"Yes," she said, in that voice so unlike her own, that it startled her hearer. She seemed so unlike herself every way, that Miss Rose's tears rained down far faster than they would have done at any outbreak of grief.

"You are ill, my darling," Miss Rose faltered through her tears. "I wish I could stay and nurse you back to health, but I am going away to-day—going, perhaps, never to come back."

"Going away? Oh, yes. I remember!"

She turned wearily on the pillow, still gazing out over the wide sea, as if her thoughts were far away.

"I am very sorry for you, dear, dear Nathalie! Very, very sorry for you! It seems to me, sometimes, there is nothing in all this world but suffering, and sorrow, and death."

"Death!" Nathalie echoed, catching with sudden and startling vehemence at the word. "Miss Rose, are you afraid to die?"

The question was so sudden and so strange, that Miss Rose could not for a moment answer.

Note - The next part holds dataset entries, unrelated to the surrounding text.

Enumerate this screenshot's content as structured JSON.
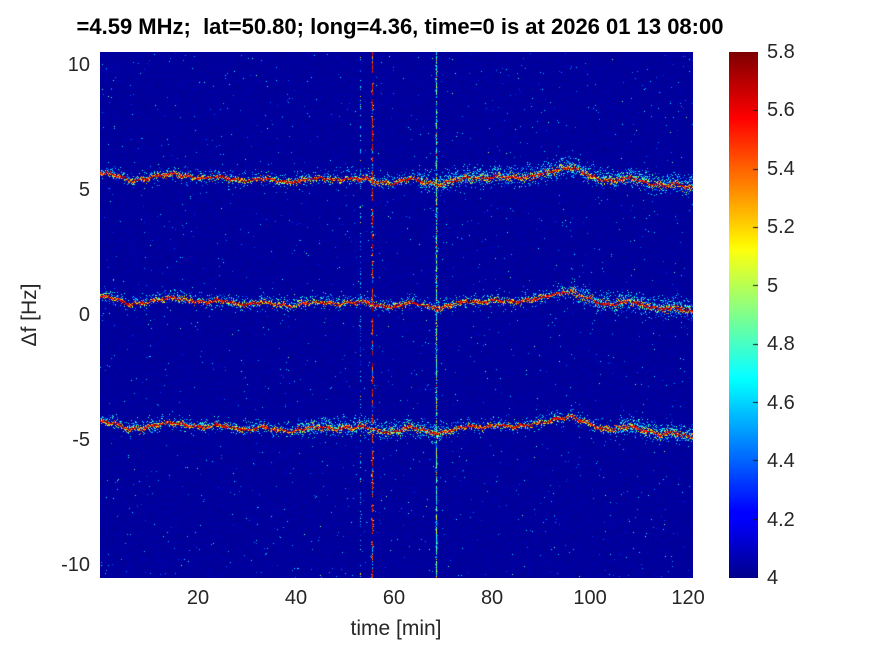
{
  "title": "=4.59 MHz;  lat=50.80; long=4.36, time=0 is at 2026 01 13 08:00",
  "chart_data": {
    "type": "heatmap",
    "title": "=4.59 MHz;  lat=50.80; long=4.36, time=0 is at 2026 01 13 08:00",
    "xlabel": "time [min]",
    "ylabel": "Δf [Hz]",
    "xlim": [
      0,
      121
    ],
    "ylim": [
      -10.52,
      10.52
    ],
    "x_ticks": [
      20,
      40,
      60,
      80,
      100,
      120
    ],
    "y_ticks": [
      10,
      5,
      0,
      -5,
      -10
    ],
    "grid": false,
    "colormap": "jet",
    "background_value": 4.0,
    "colorbar": {
      "min": 4.0,
      "max": 5.8,
      "ticks": [
        4,
        4.2,
        4.4,
        4.6,
        4.8,
        5,
        5.2,
        5.4,
        5.6,
        5.8
      ],
      "tick_labels": [
        "4",
        "4.2",
        "4.4",
        "4.6",
        "4.8",
        "5",
        "5.2",
        "5.4",
        "5.6",
        "5.8"
      ],
      "position": "right"
    },
    "doppler_wander_hz": {
      "t_min": [
        0,
        3,
        6,
        9,
        12,
        15,
        18,
        21,
        24,
        27,
        30,
        33,
        36,
        39,
        42,
        45,
        48,
        51,
        54,
        57,
        60,
        63,
        66,
        69,
        72,
        75,
        78,
        81,
        84,
        87,
        90,
        93,
        96,
        99,
        102,
        105,
        108,
        111,
        114,
        117,
        120
      ],
      "f_hz": [
        0.75,
        0.65,
        0.42,
        0.48,
        0.62,
        0.7,
        0.58,
        0.5,
        0.6,
        0.48,
        0.4,
        0.52,
        0.42,
        0.34,
        0.48,
        0.52,
        0.44,
        0.5,
        0.52,
        0.34,
        0.3,
        0.52,
        0.38,
        0.24,
        0.42,
        0.55,
        0.5,
        0.6,
        0.52,
        0.58,
        0.68,
        0.84,
        0.95,
        0.7,
        0.45,
        0.42,
        0.55,
        0.38,
        0.22,
        0.3,
        0.15
      ]
    },
    "traces": [
      {
        "name": "upper-doppler-trace",
        "offset_hz": 4.95,
        "peak_value": 5.8,
        "noisy_regions": [
          {
            "from": 65,
            "to": 121,
            "factor": 1.45
          }
        ]
      },
      {
        "name": "center-doppler-trace",
        "offset_hz": 0.0,
        "peak_value": 5.8,
        "noisy_regions": [
          {
            "from": 96,
            "to": 121,
            "factor": 1.6
          }
        ]
      },
      {
        "name": "lower-doppler-trace",
        "offset_hz": -5.0,
        "peak_value": 5.8,
        "noisy_regions": [
          {
            "from": 40,
            "to": 70,
            "factor": 1.35
          },
          {
            "from": 105,
            "to": 121,
            "factor": 1.4
          }
        ]
      }
    ],
    "interference_lines": [
      {
        "time_min": 53.0,
        "style": "dotted-faint",
        "typical_value": 4.6
      },
      {
        "time_min": 55.5,
        "style": "dashed-strong",
        "typical_value": 5.6
      },
      {
        "time_min": 68.6,
        "style": "speckled",
        "typical_value": 5.0
      }
    ]
  }
}
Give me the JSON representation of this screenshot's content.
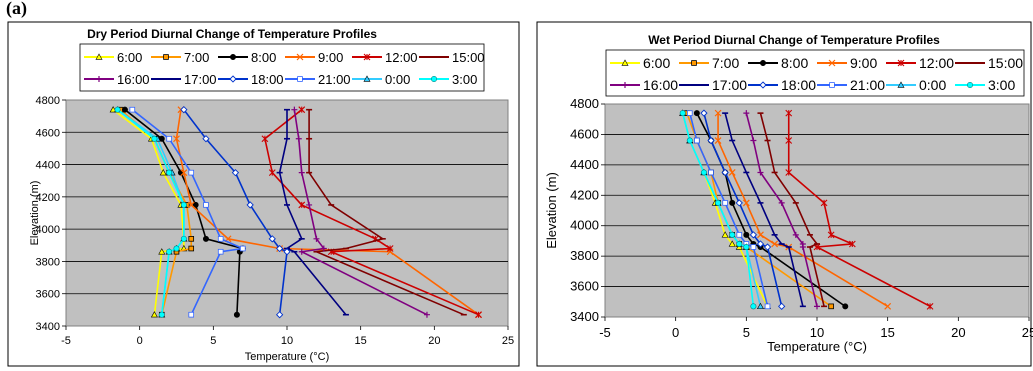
{
  "panel_label": "(a)",
  "chart_data": [
    {
      "type": "line",
      "title": "Dry Period Diurnal Change of Temperature Profiles",
      "xlabel": "Temperature (°C)",
      "ylabel": "Elevation (m)",
      "xlim": [
        -5,
        25
      ],
      "ylim": [
        3400,
        4800
      ],
      "xticks": [
        "-5",
        "0",
        "5",
        "10",
        "15",
        "20",
        "25"
      ],
      "yticks": [
        "3400",
        "3600",
        "3800",
        "4000",
        "4200",
        "4400",
        "4600",
        "4800"
      ],
      "grid": "horizontal",
      "legend_position": "top",
      "y": [
        4740,
        4560,
        4350,
        4150,
        3940,
        3880,
        3860,
        3470
      ],
      "series": [
        {
          "name": "6:00",
          "color": "#ffff00",
          "marker": "triangle",
          "values": [
            -1.8,
            0.8,
            1.6,
            2.8,
            3.0,
            3.0,
            1.5,
            1.0
          ]
        },
        {
          "name": "7:00",
          "color": "#ff9900",
          "marker": "square",
          "values": [
            -1.3,
            1.0,
            2.0,
            3.2,
            3.5,
            3.5,
            2.5,
            1.5
          ]
        },
        {
          "name": "8:00",
          "color": "#000000",
          "marker": "circle",
          "values": [
            -1.0,
            1.5,
            2.8,
            3.8,
            4.5,
            7.0,
            6.8,
            6.6
          ]
        },
        {
          "name": "9:00",
          "color": "#ff6600",
          "marker": "x",
          "values": [
            2.8,
            2.5,
            3.0,
            3.5,
            6.0,
            9.5,
            17.0,
            23.0
          ]
        },
        {
          "name": "12:00",
          "color": "#cc0000",
          "marker": "star",
          "values": [
            11.0,
            8.5,
            9.0,
            11.0,
            16.0,
            17.0,
            13.0,
            23.0
          ]
        },
        {
          "name": "15:00",
          "color": "#800000",
          "marker": "dash",
          "values": [
            11.5,
            11.5,
            11.5,
            13.0,
            16.5,
            14.0,
            12.0,
            22.0
          ]
        },
        {
          "name": "16:00",
          "color": "#800080",
          "marker": "plus",
          "values": [
            10.5,
            10.8,
            11.0,
            11.5,
            12.0,
            12.5,
            11.0,
            19.5
          ]
        },
        {
          "name": "17:00",
          "color": "#000080",
          "marker": "dash",
          "values": [
            10.0,
            10.0,
            9.5,
            10.0,
            11.0,
            10.0,
            10.5,
            14.0
          ]
        },
        {
          "name": "18:00",
          "color": "#0033cc",
          "marker": "diamond",
          "values": [
            3.0,
            4.5,
            6.5,
            7.5,
            9.0,
            9.5,
            10.0,
            9.5
          ]
        },
        {
          "name": "21:00",
          "color": "#3366ff",
          "marker": "square",
          "values": [
            -0.5,
            2.0,
            3.5,
            4.5,
            5.5,
            7.0,
            5.5,
            3.5
          ]
        },
        {
          "name": "0:00",
          "color": "#33ccff",
          "marker": "triangle",
          "values": [
            -1.5,
            1.2,
            2.2,
            3.0,
            3.0,
            2.5,
            2.0,
            1.5
          ]
        },
        {
          "name": "3:00",
          "color": "#00ffff",
          "marker": "circle",
          "values": [
            -1.5,
            1.0,
            2.0,
            3.0,
            3.0,
            2.5,
            2.0,
            1.5
          ]
        }
      ]
    },
    {
      "type": "line",
      "title": "Wet Period Diurnal Change of Temperature Profiles",
      "xlabel": "Temperature (°C)",
      "ylabel": "Elevation (m)",
      "xlim": [
        -5,
        25
      ],
      "ylim": [
        3400,
        4800
      ],
      "xticks": [
        "-5",
        "0",
        "5",
        "10",
        "15",
        "20",
        "25"
      ],
      "yticks": [
        "3400",
        "3600",
        "3800",
        "4000",
        "4200",
        "4400",
        "4600",
        "4800"
      ],
      "grid": "horizontal",
      "legend_position": "top",
      "y": [
        4740,
        4560,
        4350,
        4150,
        3940,
        3880,
        3860,
        3470
      ],
      "series": [
        {
          "name": "6:00",
          "color": "#ffff00",
          "marker": "triangle",
          "values": [
            0.5,
            1.0,
            2.0,
            2.8,
            3.5,
            4.0,
            4.5,
            6.5
          ]
        },
        {
          "name": "7:00",
          "color": "#ff9900",
          "marker": "square",
          "values": [
            0.8,
            1.5,
            2.5,
            3.0,
            4.0,
            4.5,
            5.0,
            11.0
          ]
        },
        {
          "name": "8:00",
          "color": "#000000",
          "marker": "circle",
          "values": [
            1.5,
            2.5,
            3.5,
            4.0,
            5.0,
            5.5,
            6.0,
            12.0
          ]
        },
        {
          "name": "9:00",
          "color": "#ff6600",
          "marker": "x",
          "values": [
            3.0,
            3.0,
            4.0,
            5.0,
            6.0,
            7.0,
            8.0,
            15.0
          ]
        },
        {
          "name": "12:00",
          "color": "#cc0000",
          "marker": "star",
          "values": [
            8.0,
            8.0,
            8.0,
            10.5,
            11.0,
            12.5,
            10.0,
            18.0
          ]
        },
        {
          "name": "15:00",
          "color": "#800000",
          "marker": "dash",
          "values": [
            6.0,
            6.5,
            7.0,
            8.5,
            9.5,
            10.0,
            9.5,
            10.5
          ]
        },
        {
          "name": "16:00",
          "color": "#800080",
          "marker": "plus",
          "values": [
            5.0,
            5.5,
            6.0,
            7.5,
            8.5,
            9.0,
            9.0,
            10.0
          ]
        },
        {
          "name": "17:00",
          "color": "#000080",
          "marker": "dash",
          "values": [
            3.5,
            4.0,
            5.0,
            6.0,
            7.0,
            7.5,
            8.0,
            9.0
          ]
        },
        {
          "name": "18:00",
          "color": "#0033cc",
          "marker": "diamond",
          "values": [
            2.0,
            2.5,
            3.5,
            4.5,
            5.5,
            6.0,
            6.5,
            7.5
          ]
        },
        {
          "name": "21:00",
          "color": "#3366ff",
          "marker": "square",
          "values": [
            1.0,
            1.5,
            2.5,
            3.5,
            4.5,
            5.0,
            5.5,
            6.5
          ]
        },
        {
          "name": "0:00",
          "color": "#33ccff",
          "marker": "triangle",
          "values": [
            0.5,
            1.0,
            2.0,
            3.0,
            4.0,
            4.5,
            5.0,
            6.0
          ]
        },
        {
          "name": "3:00",
          "color": "#00ffff",
          "marker": "circle",
          "values": [
            0.5,
            1.0,
            2.0,
            3.0,
            4.0,
            4.5,
            5.0,
            5.5
          ]
        }
      ]
    }
  ]
}
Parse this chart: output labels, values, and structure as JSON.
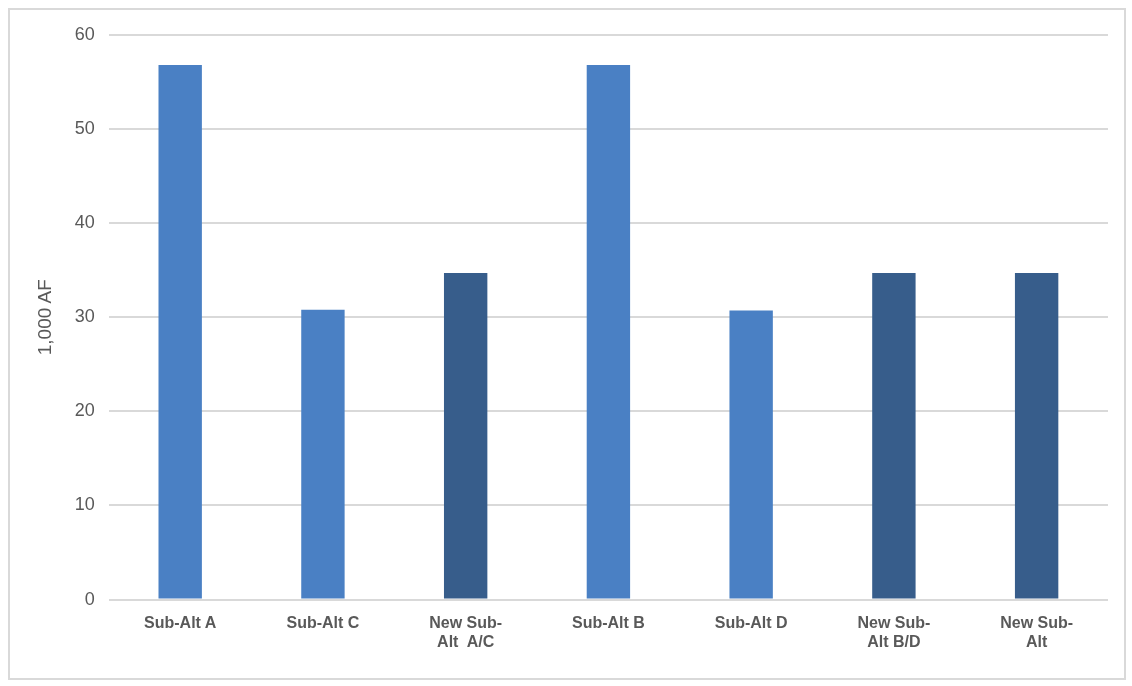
{
  "chart_data": {
    "type": "bar",
    "ylabel": "1,000 AF",
    "categories": [
      "Sub-Alt A",
      "Sub-Alt C",
      "New Sub-Alt  A/C",
      "Sub-Alt B",
      "Sub-Alt D",
      "New Sub-Alt B/D",
      "New Sub-Alt"
    ],
    "values": [
      56.8,
      30.8,
      34.7,
      56.8,
      30.7,
      34.7,
      34.7
    ],
    "colors": [
      "#4a80c4",
      "#4a80c4",
      "#375d8b",
      "#4a80c4",
      "#4a80c4",
      "#375d8b",
      "#375d8b"
    ],
    "ylim": [
      0,
      60
    ],
    "yticks": [
      0,
      10,
      20,
      30,
      40,
      50,
      60
    ],
    "grid": "y",
    "legend": false
  }
}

A wild gleam of light had leaped into the sick girl's eyes, and irradiated her face so unnaturally, that it struck her companion with terror.

"Afraid to die?" she faltered. "To die, Nathalie?"

"Yes," Nathalie repeated, that abrupt energy yet in her voice; "you are good and charitable, better than any other girl I know, and you ought not to be afraid to die. Tell me, are you?"

She laid hold of Miss Rose's wrist, and looked wildly into her frightened face. The girl tried to still her beating heart and answer.